An account from our partners at Nehnwaa Child Survival Project, Ganta United Method Hospital, Liberia.

A community meeting encouraging pregnant women to know the signs of Ebola and seek early testing and treatment at medical centers if Ebola is suspected.Awareness on survival habits.

Onset of the Ebola crisis in Liberia

The deadly and highly infectious Ebola Virus which surfaced in Lofa County from Guinea in March 2014, did not leave any segment of the counties in Liberia untouched. Ganta, on the outskirts of Nimba County, was highly hit, leading to countless deaths. As a result, no one dared to visit the area, much less allow patients to seek medical attention at the few health facilities in the capital which were only in partial operation at that time.
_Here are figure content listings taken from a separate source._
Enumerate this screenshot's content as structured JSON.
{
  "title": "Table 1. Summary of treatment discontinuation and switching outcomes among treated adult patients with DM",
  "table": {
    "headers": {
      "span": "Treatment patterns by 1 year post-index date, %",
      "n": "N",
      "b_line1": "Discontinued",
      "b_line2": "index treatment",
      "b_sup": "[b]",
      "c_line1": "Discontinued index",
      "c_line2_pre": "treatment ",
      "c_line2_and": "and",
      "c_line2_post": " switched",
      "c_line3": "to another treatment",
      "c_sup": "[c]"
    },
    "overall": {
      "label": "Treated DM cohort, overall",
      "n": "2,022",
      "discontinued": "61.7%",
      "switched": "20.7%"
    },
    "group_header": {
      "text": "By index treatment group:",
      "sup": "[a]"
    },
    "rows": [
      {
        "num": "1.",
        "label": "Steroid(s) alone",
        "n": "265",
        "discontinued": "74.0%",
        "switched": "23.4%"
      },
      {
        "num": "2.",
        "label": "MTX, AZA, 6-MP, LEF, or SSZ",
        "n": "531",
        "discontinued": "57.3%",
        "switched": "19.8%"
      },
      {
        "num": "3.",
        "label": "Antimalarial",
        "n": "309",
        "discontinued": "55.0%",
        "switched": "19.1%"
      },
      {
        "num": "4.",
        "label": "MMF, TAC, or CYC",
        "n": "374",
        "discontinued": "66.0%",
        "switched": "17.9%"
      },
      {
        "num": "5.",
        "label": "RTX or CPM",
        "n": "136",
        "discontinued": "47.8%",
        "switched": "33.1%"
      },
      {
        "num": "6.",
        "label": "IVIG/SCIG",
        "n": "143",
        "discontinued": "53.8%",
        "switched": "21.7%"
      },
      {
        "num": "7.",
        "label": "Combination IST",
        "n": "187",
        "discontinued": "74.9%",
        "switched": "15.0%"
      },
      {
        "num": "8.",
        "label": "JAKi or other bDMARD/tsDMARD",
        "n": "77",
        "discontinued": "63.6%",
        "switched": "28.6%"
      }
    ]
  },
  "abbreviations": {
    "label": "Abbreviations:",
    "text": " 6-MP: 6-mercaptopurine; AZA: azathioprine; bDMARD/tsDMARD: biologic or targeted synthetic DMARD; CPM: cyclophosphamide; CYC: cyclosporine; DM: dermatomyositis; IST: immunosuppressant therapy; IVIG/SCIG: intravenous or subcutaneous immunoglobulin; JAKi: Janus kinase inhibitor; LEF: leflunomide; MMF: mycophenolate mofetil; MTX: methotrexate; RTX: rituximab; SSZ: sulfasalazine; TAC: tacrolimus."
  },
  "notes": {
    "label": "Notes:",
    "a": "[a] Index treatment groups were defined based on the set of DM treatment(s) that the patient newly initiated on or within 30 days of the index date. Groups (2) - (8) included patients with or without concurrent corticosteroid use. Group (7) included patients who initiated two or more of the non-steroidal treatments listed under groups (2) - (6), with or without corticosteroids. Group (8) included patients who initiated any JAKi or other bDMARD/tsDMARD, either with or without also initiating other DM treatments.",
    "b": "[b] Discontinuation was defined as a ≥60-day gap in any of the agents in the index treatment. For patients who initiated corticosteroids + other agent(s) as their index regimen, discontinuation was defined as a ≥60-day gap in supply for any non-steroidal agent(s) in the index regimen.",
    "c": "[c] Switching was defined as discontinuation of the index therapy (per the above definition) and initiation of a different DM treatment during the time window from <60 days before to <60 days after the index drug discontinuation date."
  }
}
The fate of pregnant women in Ebola riddled Liberia

What happens to pregnant women in these circumstances? Government mandate requires women to deliver with the help of a trained birth attendant. However, in the face of the fear of Ebola, many women were unable to do so. During one of our visits to the community we spoke with a woman who delivered with an untrained birth attendant. This after all efforts to secure her an ambulance ride to a hospital had failed.

As she told her story, she bowed her head with a river of tears flowing from her cheek:

“My name is Oretha Saye; I am a mother of four children. After the efforts that were made by my husband and few of his friends who risked their precious lives to have me transported to the nearest [health] facility had failed, my train of thought was that I too was on my way to joining my many friends and my close relatives who had lost their lives as a result of this strange and fatal virus. I therefore wish to firstly thank God for working on the hearts of my husband and his friends as well as the traditional birth attendant for withstanding the test of time to save me and my baby’s lives. Otherwise, “I would have been gone by now.”

Hope in the face of adversity

By this time, I observed that she was on the verge of weeping. As such, I tried in my weak way to comfort her. But much to my surprise, she cleared her throat twice and coughed intentionally.

“I want the international community to concentrate on every aspect of health and not only on Ebola. As doing so would be detrimental to the survival of mankind on planet earth,” she concluded, and then stood up and left.”